Foram observadas frequências médias para mastite clínica de 12,7%, cistos ovarianos 8,2% e claudicações 9,1% Além disso, pode-se observar uma alta proporção de mastite clínica (35%) no primeiro mês de lactação, ao passo que esse número era diminuído com o avanço dos dias em lactação (Figura 1). Quanto à herdabilidade, ou seja, a proporção da variabilidade total das características fenotípicas que a progênie manifesta (neste caso ocorrências de doenças) que pode ser atribuída ao efeito genético. Nesse caso, todas as características de ocorrência de doenças apresentaram, valores baixos: mastite clínica (0,03), cistos ovarianos (0,03) e claudicação (0,02).


Figura 1. Primeira ocorrência de cada doença para intervalo de 30 dias.

As correlações genéticas produção de leite e ocorrência de mastite clínica foi de 0,40 e para a ocorrência de cistos ovarianos foi de 0,26.. A correlação genética entre a produção de leite e a ocorrência de claudicação não foi significativa. A correlação média genética entre mastite clínica e CCS foi moderada (0,59) e consistente ao longo da lactação. Isto está de acordo com um estudo anterior, onde correlações genéticas entre mastite clínica e CCS, no início e final da lactação foram quase idênticas (0,69 e 0,68, respectivamente) (Figura 2).

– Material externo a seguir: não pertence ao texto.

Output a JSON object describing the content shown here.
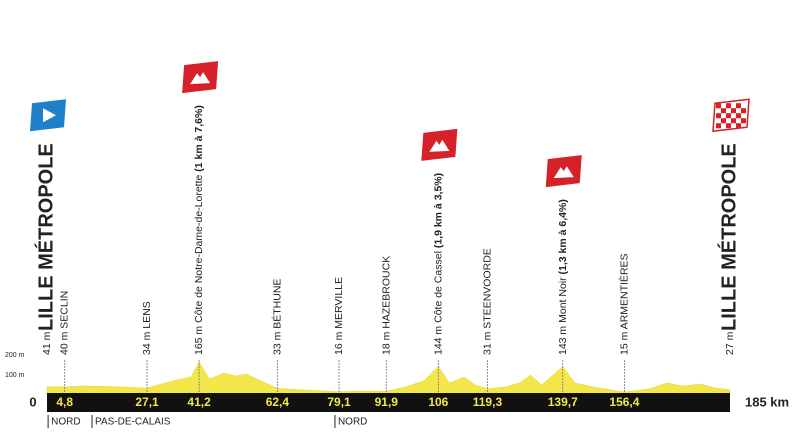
{
  "chart_data": {
    "type": "profile",
    "x": [
      0,
      4.8,
      10,
      18,
      27.1,
      30,
      35,
      39,
      41.2,
      44,
      48,
      51,
      54,
      58,
      62.4,
      70,
      79.1,
      85,
      91.9,
      97,
      102,
      106,
      109,
      113,
      116,
      119.3,
      124,
      128,
      131,
      134,
      139.7,
      143,
      148,
      156.4,
      163,
      168,
      172,
      177,
      181,
      185
    ],
    "values": [
      41,
      40,
      45,
      42,
      34,
      50,
      75,
      90,
      165,
      80,
      110,
      95,
      105,
      70,
      33,
      25,
      16,
      20,
      18,
      40,
      70,
      144,
      60,
      90,
      50,
      31,
      40,
      60,
      100,
      50,
      143,
      60,
      40,
      15,
      30,
      60,
      45,
      55,
      35,
      27
    ],
    "color": "#f3e64a",
    "xlim": [
      0,
      185
    ],
    "ylim": [
      0,
      200
    ],
    "yticks": [
      {
        "value": 100,
        "label": "100 m"
      },
      {
        "value": 200,
        "label": "200 m"
      }
    ],
    "xticks": [
      {
        "value": 0,
        "label": "0"
      },
      {
        "value": 4.8,
        "label": "4,8"
      },
      {
        "value": 27.1,
        "label": "27,1"
      },
      {
        "value": 41.2,
        "label": "41,2"
      },
      {
        "value": 62.4,
        "label": "62,4"
      },
      {
        "value": 79.1,
        "label": "79,1"
      },
      {
        "value": 91.9,
        "label": "91,9"
      },
      {
        "value": 106,
        "label": "106"
      },
      {
        "value": 119.3,
        "label": "119,3"
      },
      {
        "value": 139.7,
        "label": "139,7"
      },
      {
        "value": 156.4,
        "label": "156,4"
      },
      {
        "value": 185,
        "label": "185 km"
      }
    ],
    "waypoints": [
      {
        "altitude": "41 m",
        "name": "LILLE MÉTROPOLE",
        "flag": "start"
      },
      {
        "altitude": "40 m",
        "name": "SECLIN"
      },
      {
        "altitude": "34 m",
        "name": "LENS"
      },
      {
        "altitude": "165 m",
        "name": "Côte de Notre-Dame-de-Lorette",
        "climb": "(1 km à 7,6%)",
        "flag": "climb"
      },
      {
        "altitude": "33 m",
        "name": "BÉTHUNE"
      },
      {
        "altitude": "16 m",
        "name": "MERVILLE"
      },
      {
        "altitude": "18 m",
        "name": "HAZEBROUCK"
      },
      {
        "altitude": "144 m",
        "name": "Côte de Cassel",
        "climb": "(1,9 km à 3,5%)",
        "flag": "climb"
      },
      {
        "altitude": "31 m",
        "name": "STEENVOORDE"
      },
      {
        "altitude": "143 m",
        "name": "Mont Noir",
        "climb": "(1,3 km à 6,4%)",
        "flag": "climb"
      },
      {
        "altitude": "15 m",
        "name": "ARMENTIÈRES"
      },
      {
        "altitude": "27 m",
        "name": "LILLE MÉTROPOLE",
        "flag": "finish"
      }
    ],
    "regions": [
      {
        "km": 0.3,
        "label": "NORD"
      },
      {
        "km": 12.2,
        "label": "PAS-DE-CALAIS"
      },
      {
        "km": 78,
        "label": "NORD"
      }
    ]
  }
}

Figura 2. Padrão das médias de CCS antes e depois do primeiro caso das doenças

Assim, a produção de leite foi negativamente correlacionada com a mastite clínica e cistos ovarianos, o que indica o antagonismo da produção de leite com a resistência às doenças. Além disso, a CCS foi altamente correlacionada com mastite clínica e a magnitude dessa associação se mostrou constante durante a lactação. Portanto, este estudo indicou que considerando que as características de produção de leite e ocorrência de doenças são antagônicas, existe a necessidade da inclusão dos registros da saúde dos animais, manifestações clínicas das principais doenças nos programas de seleção genética, além das informações de produção de leite.

Fonte: KOECK, et al. Genetic relationships of clinical mastitis, cystic ovaries, and lameness with milk yield and somatic cell score in first-lactation Canadian Holsteins J. Dairy Sci. v. 97, p. 5806-5813, 2014.
* Mestranda do Programa de Pós-graduação em Nutrição e Produção Animal, FMVZ-USP.